Up to now, I've thought that CTRL-C is safe, for Pkg, why I do it, and if Pkg/precompile can't handle it, it's a bug there (what I was referring to with that sentence). Just as a power-failure shouldn't damage disk structures (of Julia).

I take it you confirm disk structures aren't safe from abort of Pkg, even if I do not use Pkg further in same session.
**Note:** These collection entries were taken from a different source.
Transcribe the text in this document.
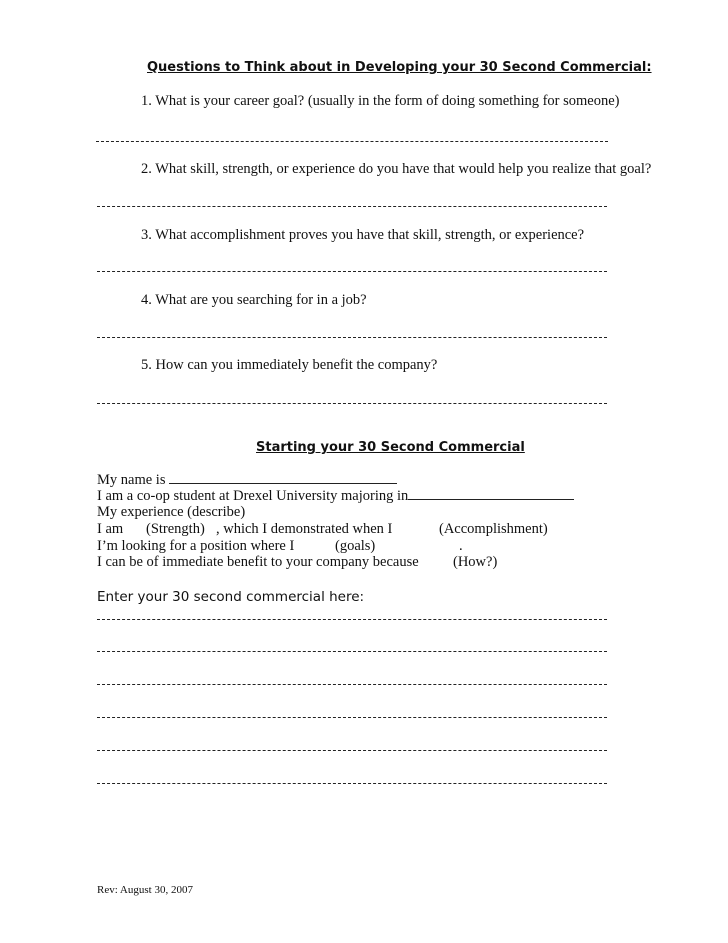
Questions to Think about in Developing your 30 Second Commercial:
1. What is your career goal? (usually in the form of doing something for someone)
2. What skill, strength, or experience do you have that would help you realize that goal?
3. What accomplishment proves you have that skill, strength, or experience?
4. What are you searching for in a job?
5. How can you immediately benefit the company?
Starting your 30 Second Commercial
My name is
I am a co-op student at Drexel University majoring in
My experience (describe)
I am (Strength) , which I demonstrated when I	(Accomplishment)
I’m looking for a position where I	(goals)	.
I can be of immediate benefit to your company because (How?)
Enter your 30 second commercial here:
Rev: August 30, 2007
Back to the issue here, I confirm a bug with yet another error:

julia> @time m * m3
malloc_consolidate(): invalid chunk size

[2907418] signal 6 (-6): Aborted
in expression starting at REPL[38]:1
^C

most probably inv alone might also fail, and any of BigInt operation, it's not like either was conceptually mutable, so I think all for BigInt (and likely BigFloats too) risky.

[Then the REPL froze, maybe since I pressed CTRL-C again.]

https://forums.raspberrypi.com/viewtopic.php?t=367805

[not here hardware related but] or continuing to use memory after freeing it, which eventually trashes some of libc's metadata.

https://stackoverflow.com/questions/18760999/sample-example-program-to-get-the-malloc-consolidate-error

Running valgrind is extremely slow. Maybe you can try setenv MALLOC_CHECK_ to 1 and run your program to see any diagnosis message first.

https://stackoverflow.com/questions/18153746/what-is-the-difference-between-glibcs-malloc-check-m-check-action-and-mcheck

I'm guessing there's really no way to recover from this, after the fact, and all such C code. This would also fail in C (and Python and any language wrapping this?).

For Julia code, i.e. those relying on GC then it likely shouldn't be an issue, but still all mutable structures in danger that have been half processed.

Wouldn't all immutable memory structures (including for GC survive this?)?